The vessels doing the lifting are a class of their own
The reason you see only a handful of named ships in any offshore-wind story is that the world’s heavy-lift fleet is tiny. Inch Cape is leaning on two of the biggest. Jan De Nul’s Les Alizés has been handling the monopiles, a 5,000-tonne-capacity heavy-lift crane vessel that can carry five of the XXL monopiles from Leith to the site at once, with each one taking around an hour to load. Les Alizés isn’t even owned by Inch Cape’s contractors directly: it’s on long-term charter to RWE, which leased it to Inch Cape in a gap between its own construction projects.
Jan De Nul is the same outfit floating 22,000-tonne concrete boxes out to build Belgium’s artificial energy island in the same stretch of sea, which tells you the scale this fleet works at. The Seaway Alfa Lift is the other star. During its initial port call in March, it spent around four weeks in port just loading the transition pieces. Four weeks to load. That’s why these things feel like a science-fiction invasion when you live in Leith. They’re not popping in for a coffee.
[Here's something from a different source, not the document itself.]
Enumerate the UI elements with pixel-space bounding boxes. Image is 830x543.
Leith was rebuilt specifically for this
None of this works without the dock. Forth Ports spent serious money turning Leith into a renewables hub, and Inch Cape is the first tenant. The Charles Hammond Berth was redeveloped as part of a £150 million investment programme at the 175-acre site, which included £50 million committed on the back of the Inch Cape work, Forth Ports’ largest ever offshore wind contract. The berth itself has a heavy-lift capability of up to 100 tonnes per square metre, with 175 acres of adjacent land for renewables logistics, marshalling and manufacturing.
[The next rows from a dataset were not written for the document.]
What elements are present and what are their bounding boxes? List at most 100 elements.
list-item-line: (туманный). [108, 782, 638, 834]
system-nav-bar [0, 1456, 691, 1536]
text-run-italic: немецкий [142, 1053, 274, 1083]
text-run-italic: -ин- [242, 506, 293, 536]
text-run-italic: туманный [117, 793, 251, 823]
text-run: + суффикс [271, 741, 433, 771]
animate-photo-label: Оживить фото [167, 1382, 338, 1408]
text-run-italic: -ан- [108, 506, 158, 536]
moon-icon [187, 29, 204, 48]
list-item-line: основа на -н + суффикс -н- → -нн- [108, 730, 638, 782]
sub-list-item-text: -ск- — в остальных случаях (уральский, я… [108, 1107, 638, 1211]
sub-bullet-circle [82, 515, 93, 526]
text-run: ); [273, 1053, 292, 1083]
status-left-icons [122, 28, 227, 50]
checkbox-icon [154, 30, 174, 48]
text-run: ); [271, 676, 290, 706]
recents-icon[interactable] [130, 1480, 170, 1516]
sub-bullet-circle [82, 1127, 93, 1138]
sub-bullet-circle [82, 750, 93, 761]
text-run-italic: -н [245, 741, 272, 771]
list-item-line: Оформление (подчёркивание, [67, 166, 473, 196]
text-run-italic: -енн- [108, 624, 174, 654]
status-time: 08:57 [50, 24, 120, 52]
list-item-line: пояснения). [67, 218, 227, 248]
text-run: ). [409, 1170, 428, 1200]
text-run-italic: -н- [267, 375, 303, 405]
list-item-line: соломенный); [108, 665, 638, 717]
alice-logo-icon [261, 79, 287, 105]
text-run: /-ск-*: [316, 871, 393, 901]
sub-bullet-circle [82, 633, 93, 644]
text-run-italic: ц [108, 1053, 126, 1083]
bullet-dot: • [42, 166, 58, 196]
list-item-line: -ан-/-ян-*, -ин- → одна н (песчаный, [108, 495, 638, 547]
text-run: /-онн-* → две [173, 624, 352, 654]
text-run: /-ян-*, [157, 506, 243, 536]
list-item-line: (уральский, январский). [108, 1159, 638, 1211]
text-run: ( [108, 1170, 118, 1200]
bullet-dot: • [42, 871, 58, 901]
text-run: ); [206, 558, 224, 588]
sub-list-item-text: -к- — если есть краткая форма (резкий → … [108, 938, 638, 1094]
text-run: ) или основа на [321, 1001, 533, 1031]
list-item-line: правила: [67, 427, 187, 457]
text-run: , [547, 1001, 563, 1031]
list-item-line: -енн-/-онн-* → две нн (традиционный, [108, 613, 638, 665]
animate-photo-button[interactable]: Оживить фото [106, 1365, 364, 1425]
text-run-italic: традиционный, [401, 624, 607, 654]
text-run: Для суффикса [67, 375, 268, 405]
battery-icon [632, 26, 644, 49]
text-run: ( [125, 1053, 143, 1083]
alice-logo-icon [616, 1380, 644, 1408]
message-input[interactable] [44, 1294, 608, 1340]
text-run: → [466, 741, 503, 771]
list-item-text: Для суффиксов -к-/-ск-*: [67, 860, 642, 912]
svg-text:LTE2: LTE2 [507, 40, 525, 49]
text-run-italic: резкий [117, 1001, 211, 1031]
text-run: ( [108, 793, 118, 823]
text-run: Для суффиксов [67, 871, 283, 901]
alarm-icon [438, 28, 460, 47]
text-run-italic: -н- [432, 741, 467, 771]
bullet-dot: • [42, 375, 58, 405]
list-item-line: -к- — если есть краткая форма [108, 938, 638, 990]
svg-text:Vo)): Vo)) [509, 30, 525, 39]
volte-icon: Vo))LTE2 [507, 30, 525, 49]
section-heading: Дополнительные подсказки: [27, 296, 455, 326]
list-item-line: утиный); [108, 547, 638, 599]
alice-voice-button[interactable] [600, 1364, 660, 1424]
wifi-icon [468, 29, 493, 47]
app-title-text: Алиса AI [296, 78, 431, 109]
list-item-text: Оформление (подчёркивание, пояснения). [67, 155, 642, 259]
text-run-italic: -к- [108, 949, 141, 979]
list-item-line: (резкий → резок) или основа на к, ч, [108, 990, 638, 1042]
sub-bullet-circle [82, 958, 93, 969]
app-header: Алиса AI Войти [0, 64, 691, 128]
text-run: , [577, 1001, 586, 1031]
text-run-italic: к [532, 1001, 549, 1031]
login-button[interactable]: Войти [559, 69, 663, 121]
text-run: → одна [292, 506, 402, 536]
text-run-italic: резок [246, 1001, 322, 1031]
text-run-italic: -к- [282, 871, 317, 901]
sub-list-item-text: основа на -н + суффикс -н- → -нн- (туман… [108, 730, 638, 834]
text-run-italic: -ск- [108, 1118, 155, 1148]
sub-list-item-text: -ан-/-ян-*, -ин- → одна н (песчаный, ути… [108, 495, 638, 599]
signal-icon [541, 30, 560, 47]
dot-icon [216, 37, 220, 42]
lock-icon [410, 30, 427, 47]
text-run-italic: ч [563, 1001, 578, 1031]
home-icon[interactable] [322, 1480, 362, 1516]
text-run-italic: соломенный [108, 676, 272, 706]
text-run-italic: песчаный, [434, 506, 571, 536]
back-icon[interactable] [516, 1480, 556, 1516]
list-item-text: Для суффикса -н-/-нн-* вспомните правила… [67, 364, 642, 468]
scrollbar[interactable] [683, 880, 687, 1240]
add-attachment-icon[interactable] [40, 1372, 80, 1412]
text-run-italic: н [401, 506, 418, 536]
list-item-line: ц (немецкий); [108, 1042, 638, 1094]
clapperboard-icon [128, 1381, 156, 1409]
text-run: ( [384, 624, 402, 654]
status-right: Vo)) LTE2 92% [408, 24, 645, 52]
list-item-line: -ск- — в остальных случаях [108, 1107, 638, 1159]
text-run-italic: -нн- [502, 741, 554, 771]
That capacity matters because the components don’t just sit on dollies. They ride on remote-controlled, self-propelled modular transporters, or SPMTs, that slide under each piece and walk it across the dock. The Herald’s tour describes six SPMT trailers per jacket, two under each of the three legs. It’s the same kit used to move space-shuttle stacks and oil-platform modules. Around 100 people work at Leith day-to-day to coordinate all of it, with Forth Projects as principal contractor and Global Energy Solutions handling completion works.
What comes next, and when the lights come on
The remaining work for this year is the bit the public actually associates with offshore wind: the turbines themselves. Inch Cape will use 72 Vestas V236-15.0 MW turbines, each up to 274 metres tall to the blade tip. The developer says turbine installation will begin towards the end of 2026, with first power expected in late 2026 and full commercial operations in 2027.
Inch Cape is far from alone out there. Off the Yorkshire coast, Britain just topped out the first phase of Dogger Bank, the biggest offshore wind farm on the planet, while several nearly finished US projects sit frozen. Once it’s running, Inch Cape is expected to generate more than five terawatt-hours per year, enough to supply more than half the homes in Scotland, and offset up to 2.5 million tonnes of carbon a year. The wind farm is a 50/50 joint venture between Ireland’s ESB and Edinburgh-based Red Rock Renewables, with SSE Energy Markets locked in to take half the output for at least 15 years.
So the next time someone in an Edinburgh pub insists the yellow Minions are about to issue an ultimatum, you can hand them the actual answer: 600-tonne transition pieces, 2,300-tonne monopiles, 2,250-tonne jackets, all painted RAL 1023 so a ship’s bridge can spot them in fog, all built to hold up a Danish turbine almost as tall as the Eiffel Tower above the North Sea. Less invasion, more enormous IKEA flat-pack.